As an example, we can ask lace for the top 10 most surprisingly fierce animals from the Animals dataset.

from lace.examples import Animals

animals = Animals()

animals.surprisal("fierce")\
    .sort("surprisal", descending=True)\
    .head(10)

Output:

# polars
shape: (10, 3)
┌──────────────┬────────┬───────────┐
│ index        ┆ fierce ┆ surprisal │
│ ---          ┆ ---    ┆ ---       │
│ str          ┆ u32    ┆ f64       │
╞══════════════╪════════╪═══════════╡
│ pig          ┆ 1      ┆ 1.565845  │
│ rhinoceros   ┆ 1      ┆ 1.094639  │
│ buffalo      ┆ 1      ┆ 1.094639  │
│ chihuahua    ┆ 1      ┆ 0.802085  │
│ ...          ┆ ...    ┆ ...       │
│ collie       ┆ 0      ┆ 0.594919  │
│ otter        ┆ 0      ┆ 0.386639  │
│ hippopotamus ┆ 0      ┆ 0.328759  │
│ persian+cat  ┆ 0      ┆ 0.322771  │
└──────────────┴────────┴───────────┘

Interpreting surprisal values

Surprisal is not normalized insofar as the likelihood is not normalized. For discrete distributions, surprisal will always be positive, but for tight continuous distributions that can have likelihoods greater than 1, surprisal can be negative. Interpreting the raw surprisal values is simply a matter of looking at which values are higher or lower and by how much.
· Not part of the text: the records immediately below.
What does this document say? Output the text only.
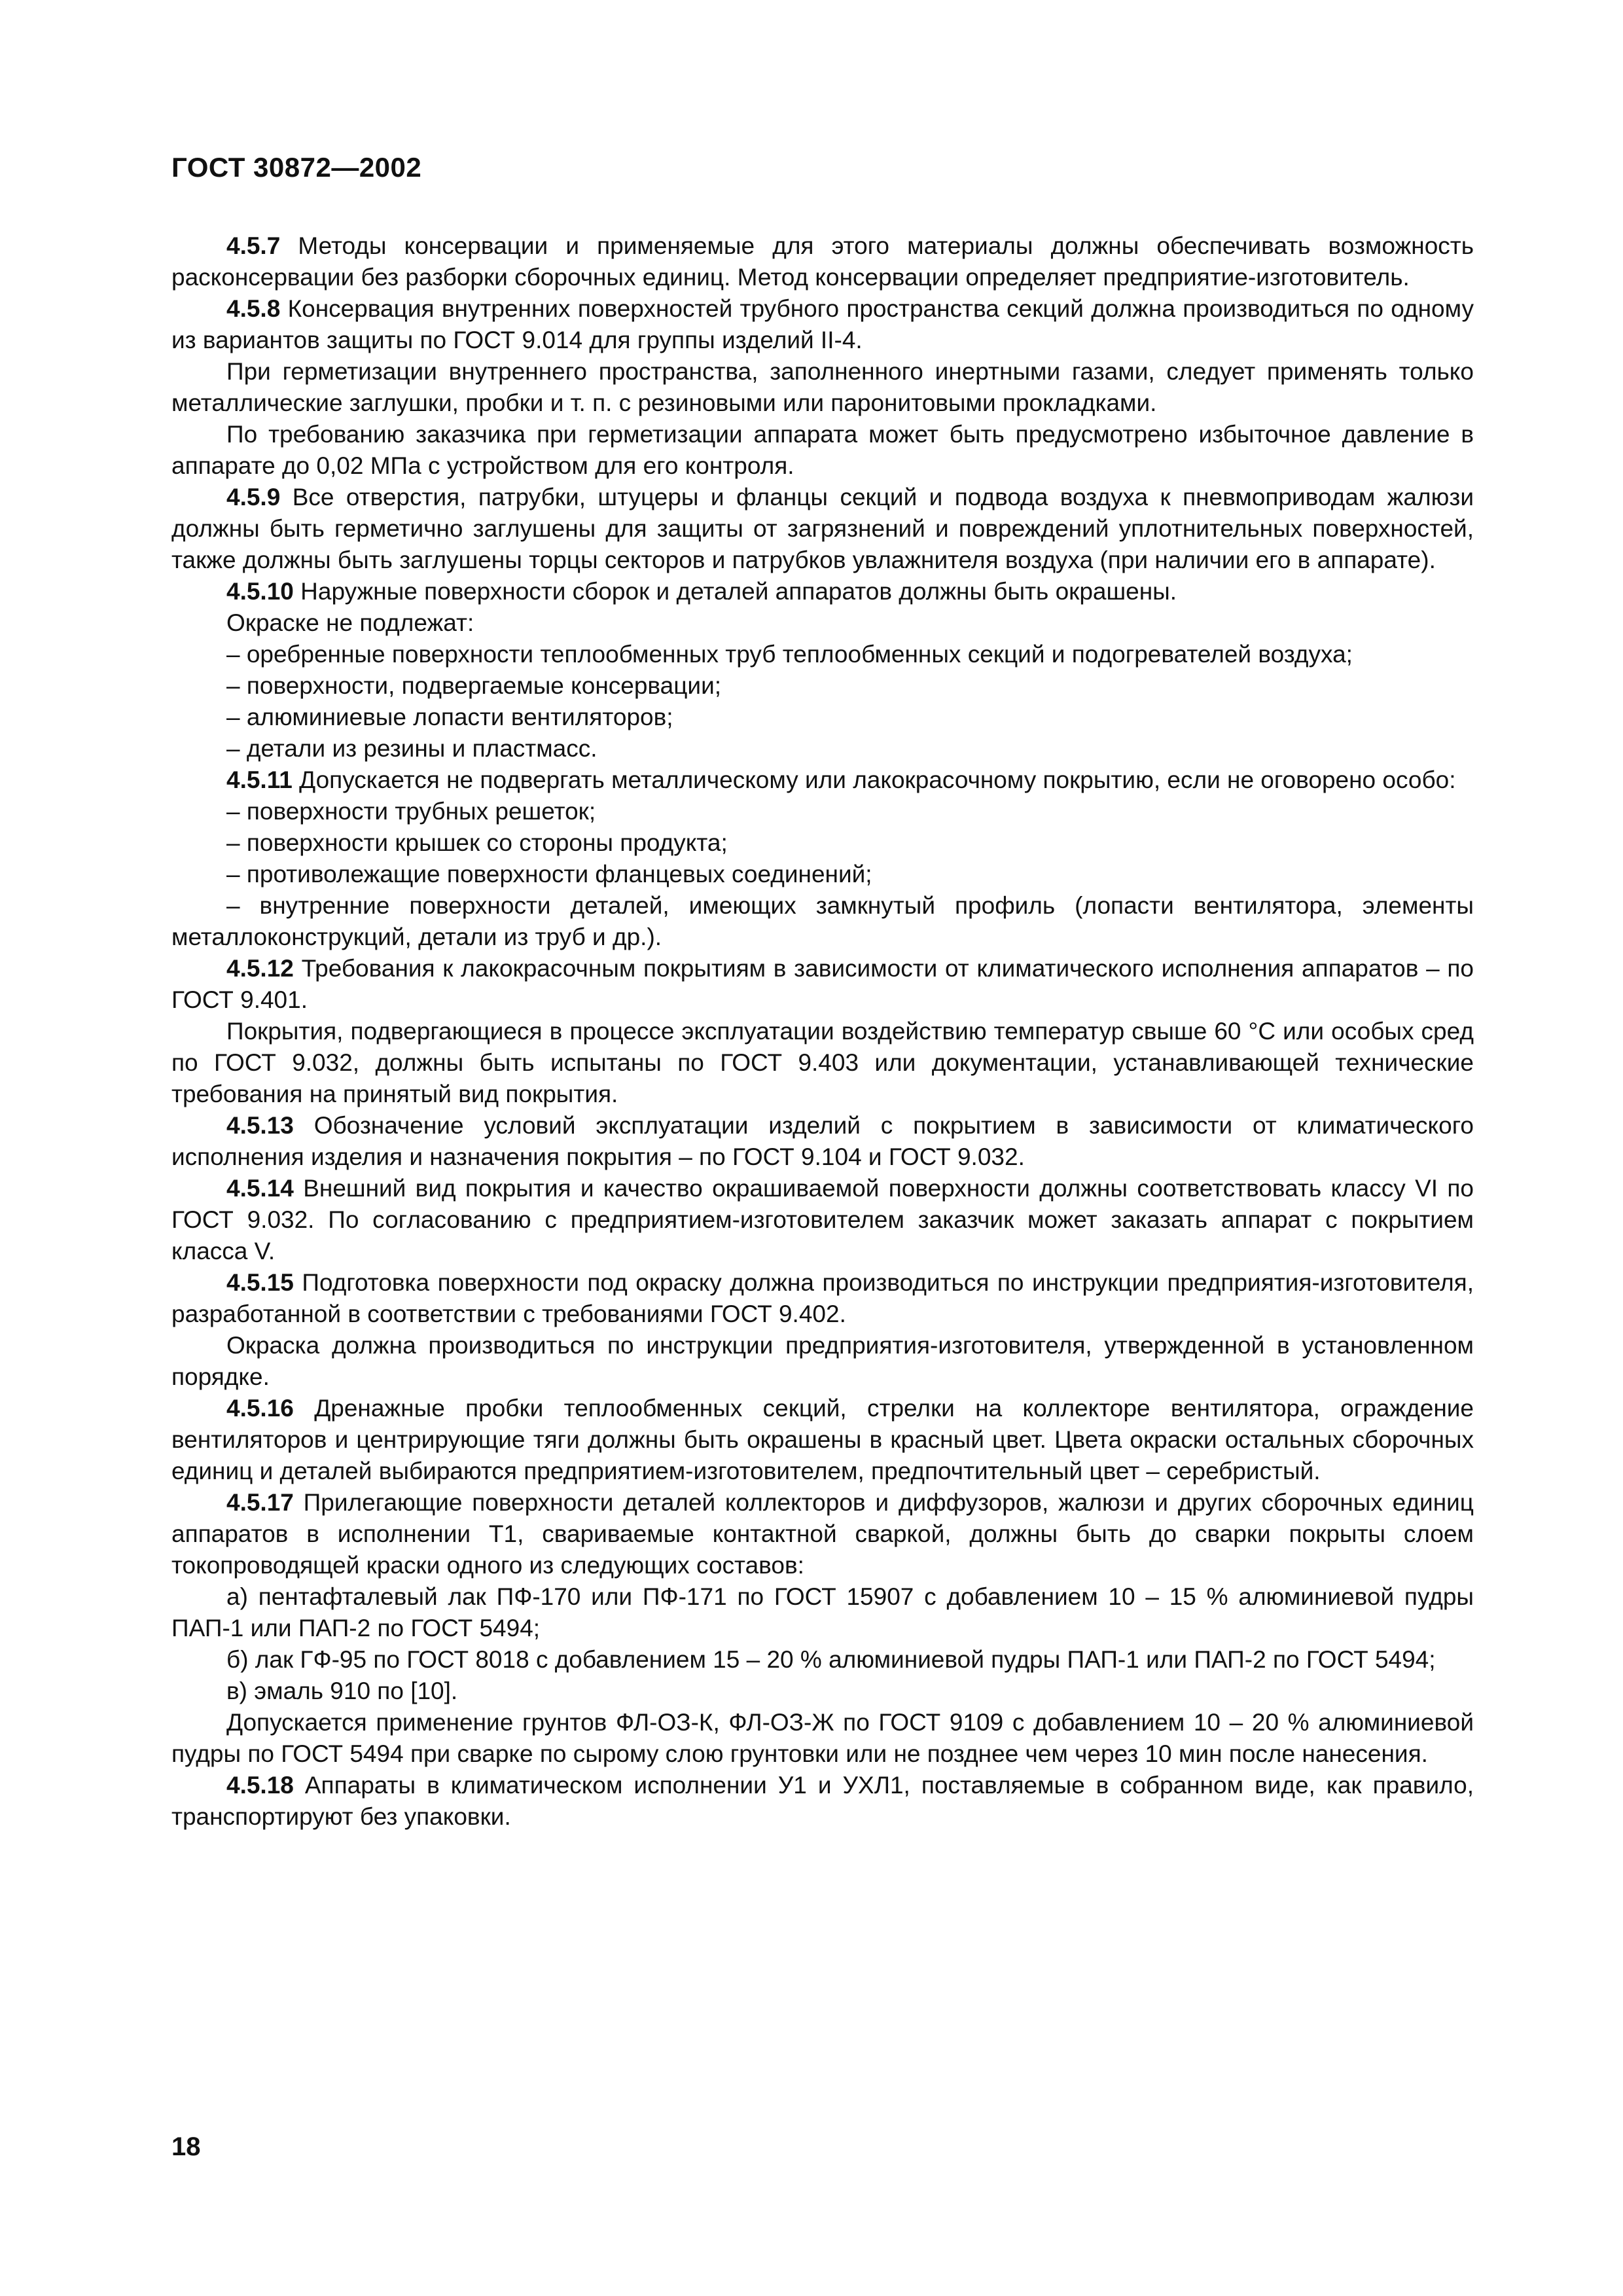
ГОСТ 30872—2002

4.5.7 Методы консервации и применяемые для этого материалы должны обеспечивать возможность расконсервации без разборки сборочных единиц. Метод консервации определяет предприятие-изготовитель.

4.5.8 Консервация внутренних поверхностей трубного пространства секций должна производиться по одному из вариантов защиты по ГОСТ 9.014 для группы изделий II-4.

При герметизации внутреннего пространства, заполненного инертными газами, следует применять только металлические заглушки, пробки и т. п. с резиновыми или паронитовыми прокладками.

По требованию заказчика при герметизации аппарата может быть предусмотрено избыточное давление в аппарате до 0,02 МПа с устройством для его контроля.

4.5.9 Все отверстия, патрубки, штуцеры и фланцы секций и подвода воздуха к пневмоприводам жалюзи должны быть герметично заглушены для защиты от загрязнений и повреждений уплотнительных поверхностей, также должны быть заглушены торцы секторов и патрубков увлажнителя воздуха (при наличии его в аппарате).

4.5.10 Наружные поверхности сборок и деталей аппаратов должны быть окрашены.

Окраске не подлежат:

– оребренные поверхности теплообменных труб теплообменных секций и подогревателей воздуха;

– поверхности, подвергаемые консервации;

– алюминиевые лопасти вентиляторов;

– детали из резины и пластмасс.

4.5.11 Допускается не подвергать металлическому или лакокрасочному покрытию, если не оговорено особо:

– поверхности трубных решеток;

– поверхности крышек со стороны продукта;

– противолежащие поверхности фланцевых соединений;

– внутренние поверхности деталей, имеющих замкнутый профиль (лопасти вентилятора, элементы металлоконструкций, детали из труб и др.).

4.5.12 Требования к лакокрасочным покрытиям в зависимости от климатического исполнения аппаратов – по ГОСТ 9.401.

Покрытия, подвергающиеся в процессе эксплуатации воздействию температур свыше 60 °С или особых сред по ГОСТ 9.032, должны быть испытаны по ГОСТ 9.403 или документации, устанавливающей технические требования на принятый вид покрытия.

4.5.13 Обозначение условий эксплуатации изделий с покрытием в зависимости от климатического исполнения изделия и назначения покрытия – по ГОСТ 9.104 и ГОСТ 9.032.

4.5.14 Внешний вид покрытия и качество окрашиваемой поверхности должны соответствовать классу VI по ГОСТ 9.032. По согласованию с предприятием-изготовителем заказчик может заказать аппарат с покрытием класса V.

4.5.15 Подготовка поверхности под окраску должна производиться по инструкции предприятия-изготовителя, разработанной в соответствии с требованиями ГОСТ 9.402.

Окраска должна производиться по инструкции предприятия-изготовителя, утвержденной в установленном порядке.

4.5.16 Дренажные пробки теплообменных секций, стрелки на коллекторе вентилятора, ограждение вентиляторов и центрирующие тяги должны быть окрашены в красный цвет. Цвета окраски остальных сборочных единиц и деталей выбираются предприятием-изготовителем, предпочтительный цвет – серебристый.

4.5.17 Прилегающие поверхности деталей коллекторов и диффузоров, жалюзи и других сборочных единиц аппаратов в исполнении Т1, свариваемые контактной сваркой, должны быть до сварки покрыты слоем токопроводящей краски одного из следующих составов:

а) пентафталевый лак ПФ-170 или ПФ-171 по ГОСТ 15907 с добавлением 10 – 15 % алюминиевой пудры ПАП-1 или ПАП-2 по ГОСТ 5494;

б) лак ГФ-95 по ГОСТ 8018 с добавлением 15 – 20 % алюминиевой пудры ПАП-1 или ПАП-2 по ГОСТ 5494;

в) эмаль 910 по [10].

Допускается применение грунтов ФЛ-ОЗ-К, ФЛ-ОЗ-Ж по ГОСТ 9109 с добавлением 10 – 20 % алюминиевой пудры по ГОСТ 5494 при сварке по сырому слою грунтовки или не позднее чем через 10 мин после нанесения.

4.5.18 Аппараты в климатическом исполнении У1 и УХЛ1, поставляемые в собранном виде, как правило, транспортируют без упаковки.

18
Transformations may not be very useful. The surprised distribution is usually very far from capital 'N' Normal (Gaussian).

import plotly.express as px
from lace.examples import Satellites

engine = Satellites()

surp = engine.surprisal('Period_minutes')

# plotly support for polars isn't currently great
fig = px.histogram(surp.to_pandas(), x='surprisal')
fig.show()

Lots of skew in this distribution. The satellites example is especially nasty because there are a lot of extremes when we're talking about spacecraft.